The education Kazan encouraged included exposure to the arts. So, the co-op had space for every kind of creative expressive activity: dance, music, art, pottery, theatre in Yiddish and English, woodworking, and photography. There were Sunday discussions and political debates. Eventually, another building was built with an auditorium for lectures, concerts, meetings, and other cultural events. The co-op began its own in-house newspaper, The Community News.

Political awareness was always part of the Amalgamated’s identity. In the beginning, the Amalgamated was predominantly white and Jewish and maintained a strong identification with Judaism. There was an Orthodox synagogue and the Workmen’s Circle, a fraternal, socialist organization dedicated to the preservation of Yiddish life and progressive idealism. The Amalgamated always was, and continues to be, a progressive community.

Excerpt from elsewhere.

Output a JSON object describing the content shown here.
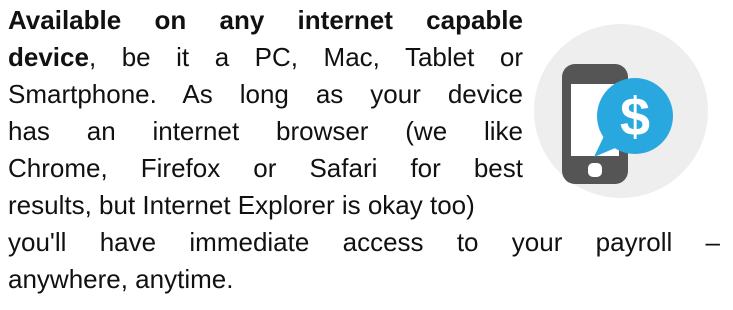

By the 1960s, taller buildings were built with air-conditioning and elevators, and the original four-floor walkup was torn down. At that time, the Amalgamated reached its present size of 1500 families in 11 buildings on 15 acres about a half-mile by a half mile, between Van Cortlandt Park and the Jerome Park Reservoir. Today, depending on the number of bedrooms, it costs approximately $22,000 to $44,000 to buy into the Amalgamated, and an additional $575 to $1427 per month in rent or carrying charges per month, depending on the size of the apartment and number of bedrooms. There is a 2 to 7 year waiting list (less for one bedroom, more for two and three bedrooms) and applicants are required to have a home visit before being accepted. The Amalgamated offers financing through its credit union.

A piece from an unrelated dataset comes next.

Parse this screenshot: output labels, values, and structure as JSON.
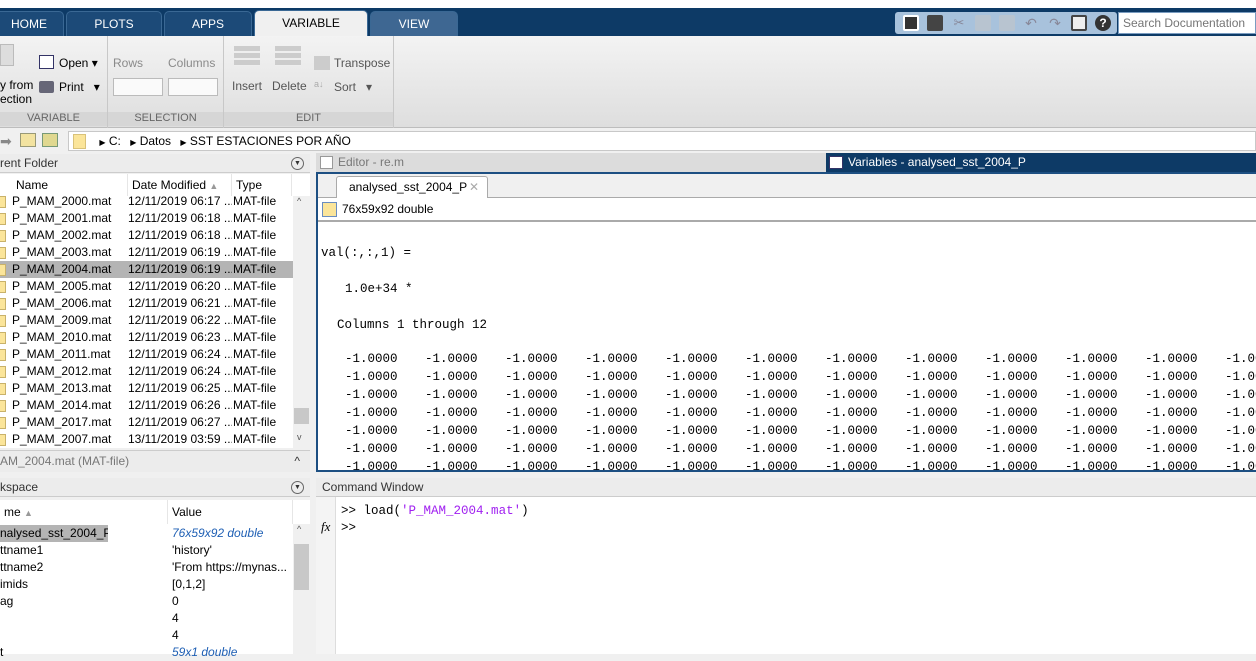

The Amalgamated today is more diverse racially, religiously, and ethnically than it was in 1927. The educational and cultural activities continue, with classes and studios for ceramics, photography, painting, woodworking, visual arts, and a writers’ workshop meets regularly. The quarterly Community News and weekly Co-Op Bulletin are still printed and distributed. Today, there is a membership-based fitness facility, a playgroup, a licensed nursery, and the Circle Pines summer day camp for kids is still going strong. The Amalgamated is a designated NORC—a Naturally Occurring Retirement Community—funded by New York City, New York State, and various foundations. The large variety of social services and programs provided allow the elderly to continue living independently at the Amalgamated.